Hope was active in several other civic and political organizations, serving as a National Committeewoman on the Democratic National Committee; delegate to the 1972, 1976, and 1980 Democratic National Conventions; chair of the Washington County Democratic Party; and Washington County campaign chair for many national, state, and local candidates.

Hope was a Brownie, Cub Scout, and 4-H leader during the years her children were active in those groups, and she volunteered at the Washington County Fair for several decades, helping to stage and judge the baking competition.

Hope was a volunteer day-camp leader for central city children at the Northcott Neighborhood House in Milwaukee in the late 1960s and early 1970s, and she and Paul were tutors in recent years at Our Next Generation, a nonprofit organization serving children in the central city of Milwaukee.

After Hope retired from office and Paul retired from teaching at West Bend East High School, she and Paul traveled to 30 countries while remaining active in political and charitable causes.

More information on services will be posted when details are available.


  1. I was ever grateful for Mrs. Cross’ influence in my life. She was active in the WauBun Girl Scout Council in the 50’s and sponsored writing contests in the Council’s newsletter. I won awards for my entries both years the contest was held. Mrs. Cross came to my house to “present” my prizes and stayed to give me encouragement to continue writing, which I have done all my life, letters, stories, gift books, and now I am working on a novel. Classmate Emily Mehring also won awards. After all your civic contributions, may your Rest In Peace.

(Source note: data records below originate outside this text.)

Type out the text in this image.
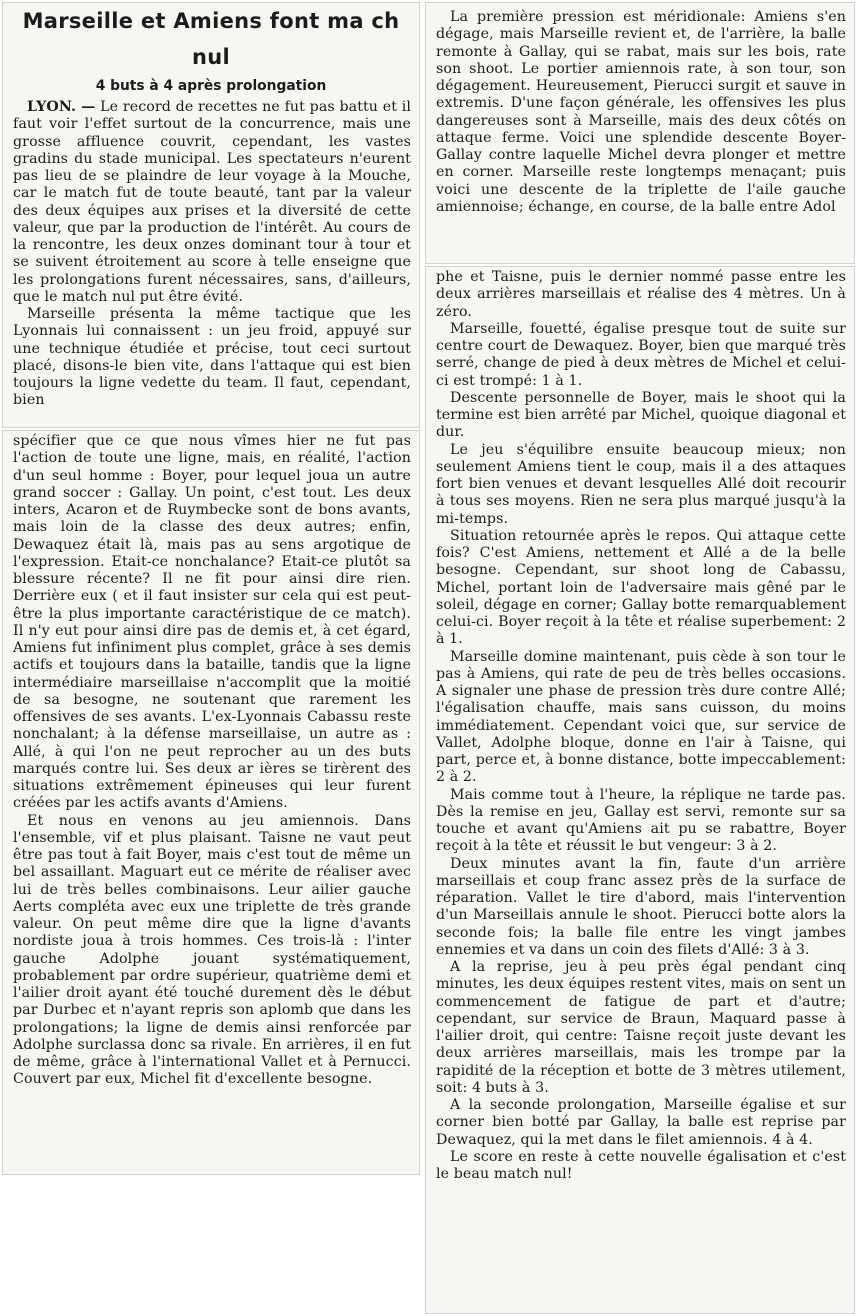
Marseille et Amiens font ma ch nul
4 buts à 4 après prolongation

LYON. — Le record de recettes ne fut pas battu et il faut voir l'effet surtout de la concurrence, mais une grosse affluence couvrit, cependant, les vastes gradins du stade municipal. Les spectateurs n'eurent pas lieu de se plaindre de leur voyage à la Mouche, car le match fut de toute beauté, tant par la valeur des deux équipes aux prises et la diversité de cette valeur, que par la production de l'intérêt. Au cours de la rencontre, les deux onzes dominant tour à tour et se suivent étroitement au score à telle enseigne que les prolongations furent nécessaires, sans, d'ailleurs, que le match nul put être évité.

Marseille présenta la même tactique que les Lyonnais lui connaissent : un jeu froid, appuyé sur une technique étudiée et précise, tout ceci surtout placé, disons-le bien vite, dans l'attaque qui est bien toujours la ligne vedette du team. Il faut, cependant, bien

spécifier que ce que nous vîmes hier ne fut pas l'action de toute une ligne, mais, en réalité, l'action d'un seul homme : Boyer, pour lequel joua un autre grand soccer : Gallay. Un point, c'est tout. Les deux inters, Acaron et de Ruymbecke sont de bons avants, mais loin de la classe des deux autres; enfin, Dewaquez était là, mais pas au sens argotique de l'expression. Etait-ce nonchalance? Etait-ce plutôt sa blessure récente? Il ne fit pour ainsi dire rien. Derrière eux ( et il faut insister sur cela qui est peut-être la plus importante caractéristique de ce match). Il n'y eut pour ainsi dire pas de demis et, à cet égard, Amiens fut infiniment plus complet, grâce à ses demis actifs et toujours dans la bataille, tandis que la ligne intermédiaire marseillaise n'accomplit que la moitié de sa besogne, ne soutenant que rarement les offensives de ses avants. L'ex-Lyonnais Cabassu reste nonchalant; à la défense marseillaise, un autre as : Allé, à qui l'on ne peut reprocher au un des buts marqués contre lui. Ses deux ar ières se tirèrent des situations extrêmement épineuses qui leur furent créées par les actifs avants d'Amiens.

Et nous en venons au jeu amiennois. Dans l'ensemble, vif et plus plaisant. Taisne ne vaut peut être pas tout à fait Boyer, mais c'est tout de même un bel assaillant. Maguart eut ce mérite de réaliser avec lui de très belles combinaisons. Leur ailier gauche Aerts compléta avec eux une triplette de très grande valeur. On peut même dire que la ligne d'avants nordiste joua à trois hommes. Ces trois-là : l'inter gauche Adolphe jouant systématiquement, probablement par ordre supérieur, quatrième demi et l'ailier droit ayant été touché durement dès le début par Durbec et n'ayant repris son aplomb que dans les prolongations; la ligne de demis ainsi renforcée par Adolphe surclassa donc sa rivale. En arrières, il en fut de même, grâce à l'international Vallet et à Pernucci. Couvert par eux, Michel fit d'excellente besogne.

La première pression est méridionale: Amiens s'en dégage, mais Marseille revient et, de l'arrière, la balle remonte à Gallay, qui se rabat, mais sur les bois, rate son shoot. Le portier amiennois rate, à son tour, son dégagement. Heureusement, Pierucci surgit et sauve in extremis. D'une façon générale, les offensives les plus dangereuses sont à Marseille, mais des deux côtés on attaque ferme. Voici une splendide descente Boyer-Gallay contre laquelle Michel devra plonger et mettre en corner. Marseille reste longtemps menaçant; puis voici une descente de la triplette de l'aile gauche amiennoise; échange, en course, de la balle entre Adol

phe et Taisne, puis le dernier nommé passe entre les deux arrières marseillais et réalise des 4 mètres. Un à zéro.

Marseille, fouetté, égalise presque tout de suite sur centre court de Dewaquez. Boyer, bien que marqué très serré, change de pied à deux mètres de Michel et celui-ci est trompé: 1 à 1.

Descente personnelle de Boyer, mais le shoot qui la termine est bien arrêté par Michel, quoique diagonal et dur.

Le jeu s'équilibre ensuite beaucoup mieux; non seulement Amiens tient le coup, mais il a des attaques fort bien venues et devant lesquelles Allé doit recourir à tous ses moyens. Rien ne sera plus marqué jusqu'à la mi-temps.

Situation retournée après le repos. Qui attaque cette fois? C'est Amiens, nettement et Allé a de la belle besogne. Cependant, sur shoot long de Cabassu, Michel, portant loin de l'adversaire mais gêné par le soleil, dégage en corner; Gallay botte remarquablement celui-ci. Boyer reçoit à la tête et réalise superbement: 2 à 1.

Marseille domine maintenant, puis cède à son tour le pas à Amiens, qui rate de peu de très belles occasions. A signaler une phase de pression très dure contre Allé; l'égalisation chauffe, mais sans cuisson, du moins immédiatement. Cependant voici que, sur service de Vallet, Adolphe bloque, donne en l'air à Taisne, qui part, perce et, à bonne distance, botte impeccablement: 2 à 2.

Mais comme tout à l'heure, la réplique ne tarde pas. Dès la remise en jeu, Gallay est servi, remonte sur sa touche et avant qu'Amiens ait pu se rabattre, Boyer reçoit à la tête et réussit le but vengeur: 3 à 2.

Deux minutes avant la fin, faute d'un arrière marseillais et coup franc assez près de la surface de réparation. Vallet le tire d'abord, mais l'intervention d'un Marseillais annule le shoot. Pierucci botte alors la seconde fois; la balle file entre les vingt jambes ennemies et va dans un coin des filets d'Allé: 3 à 3.

A la reprise, jeu à peu près égal pendant cinq minutes, les deux équipes restent vites, mais on sent un commencement de fatigue de part et d'autre; cependant, sur service de Braun, Maquard passe à l'ailier droit, qui centre: Taisne reçoit juste devant les deux arrières marseillais, mais les trompe par la rapidité de la réception et botte de 3 mètres utilement, soit: 4 buts à 3.

A la seconde prolongation, Marseille égalise et sur corner bien botté par Gallay, la balle est reprise par Dewaquez, qui la met dans le filet amiennois. 4 à 4.

Le score en reste à cette nouvelle égalisation et c'est le beau match nul!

  2. thank you Sue. You expressed what so many of us appreciate with the gifts of Hope Cross. She surely shared them all! When I think of the Cross Family, I think of the energy expended in raising money for the Bob Cross run. The forerunner of Relay for Life. She/Bob and Paul made our community a better place.

  3. I had the fortune of seeing Hope recently, my stepfather a newer resident at Ivy Manor. Her husband Paul Nelson was my physics teacher in the late 80’s, and he was so dutifully and lovingly by her side each day while at Ivy Manor. Our deepest condolences to Paul and the rest of Hope’s family. What a beautiful life and legacy.

  4. One of the greatest women to influence my life, I was honored to know her in my youth and to be reunited just before her passing. She was a pioneer of her day and made a considerable difference in the lives of people and animals alike. Thank you Hope, for giving hope to so many.